Its supporters have thus already lost a key "selling point" just on the basis of reception so far; and that may be having a kind of reverse band-wagon effect. Who goes to the diner with only a few cars parked outside? Let's keep driving, dear; there's bound to be something better down the road.

Tobias Stanislas Haller BSG
h/t Thinking Anglicans

5 comments:

Erika Baker said...

I would have agreed with you 100% had I not noticed that the Bishop of Bradford voted in favour.
He is someone I don't always agree with but who is very well informed about what's going on and a truly intelligent man with huge integrity. And, at least as far as I can tell, not someone who is blindly loyal to anyone or anything.

I confess to being puzzled.

Tobias Stanislas Haller BSG said...

Thanks, Erika. Far be it from me to make windows into men's souls. I do think many people who support the Covenant actually do believe in it -- and as I've noted before, if everyone did vote for it it could then be to some extent filed and forgotten. (Some of my South African friends urged voting for it for just that reason.)

My real point here is that there is now a dynamic that will make recovery and implementation difficult from the standpoint of claiming any kind of consensus — which is what the Covenant is supposed to be about. The whole situation is beginning to remind me of the state of the Republican Party, with a similar dynamic.

Erika Baker said...

Tobias, yes, and precisely because of that I am surprised when an intelligent man still votes for it - whatever one might have thought of the benefits of the Covenant earlier in the process, it is by now abundantly clear that it is not a unifying construct.th

Daniel Weir said...

Following on with the marriage metaphor, as inappropriate as it is, there seem to be a fair number of people who are having doubts about this covenant. One of my earliest reactions was that if we were to move in this new direction, we needed to do so, not hastily or unadvisedly, but only after serious consideration. Whatever good there is in the document, and there is some good, it promised, I thought then and still do, to a culture of complaint within the Commnion, a culture which I see as antithetical to all that is best in Anglican tradition.

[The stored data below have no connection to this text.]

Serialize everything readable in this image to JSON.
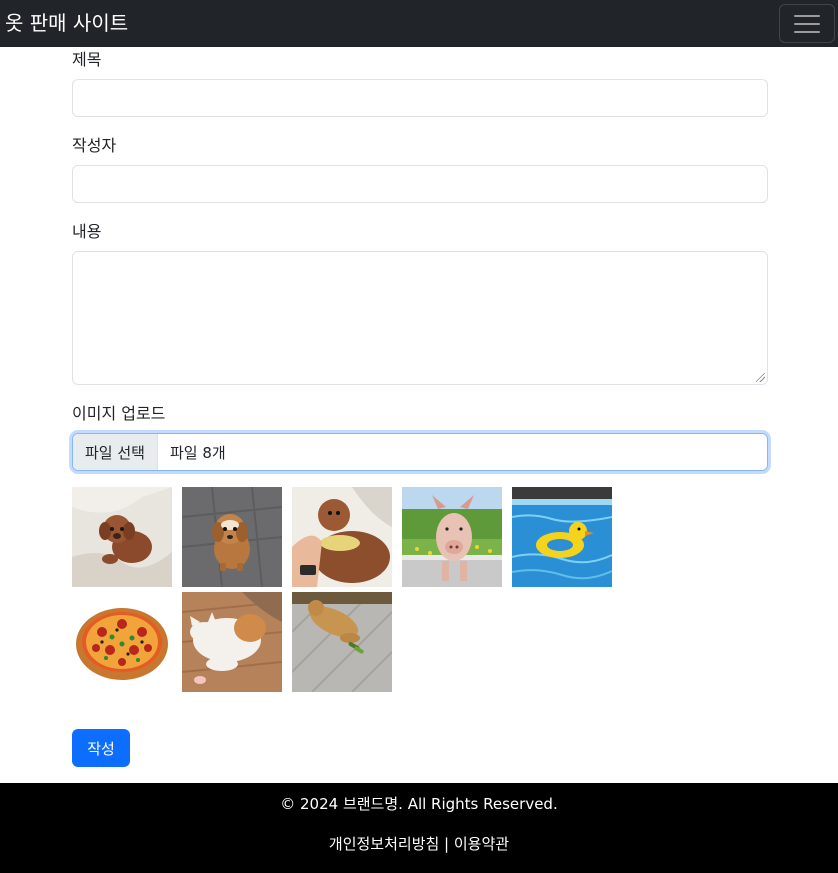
{
  "navbar": {
    "brand": "옷 판매 사이트",
    "toggle_icon": "hamburger-menu-icon"
  },
  "form": {
    "title_label": "제목",
    "title_value": "",
    "author_label": "작성자",
    "author_value": "",
    "content_label": "내용",
    "content_value": "",
    "image_label": "이미지 업로드",
    "file_button": "파일 선택",
    "file_status": "파일 8개",
    "thumbnails": [
      "puppy on bed",
      "puppy on floor",
      "puppy held in hand",
      "pig at fence",
      "duck float in pool",
      "pizza",
      "cat lying on floor",
      "dog lying on tiles"
    ],
    "submit": "작성"
  },
  "footer": {
    "copyright": "© 2024 브랜드명. All Rights Reserved.",
    "links": "개인정보처리방침 | 이용약관"
  },
  "colors": {
    "navbar_bg": "#212529",
    "primary": "#0d6efd",
    "footer_bg": "#000000"
  }
}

I have recently thought about reconciliation within the Communion. To be reconciled with one another doesn't have to mean to be entirely happy about all that the other person does. It may mean simply that we are willing to remain in relationship with someone with whom we have profound disagreements, to remain because we understand that in the relationship there are possibilities for transformation and growth. I am reconciled to being in relationship with Anglicans with whom I have serious disagreements because I believe that it will only be in relationships that my conversion of life is possible.

Tobias Stanislas Haller BSG said...

Thank you, Erika. Daniel, that has long been my chief reservation about the proposed Covenant -- even the current attenuated version. It is geared towards complaint rather than towards toleration. It seems very un-Anglican in that regard, and more like one of the several cults who practice shunning the minority as a means towards group unity. That inevitably leads to splintering, and the Covenant locks that divisiveness into its process. Better, it seems to me, to let that divisiveness proceed, as it will, ad hoc and informally. It will be easier to reconcile such informal breaches than the formal ones the Covenant would put in place.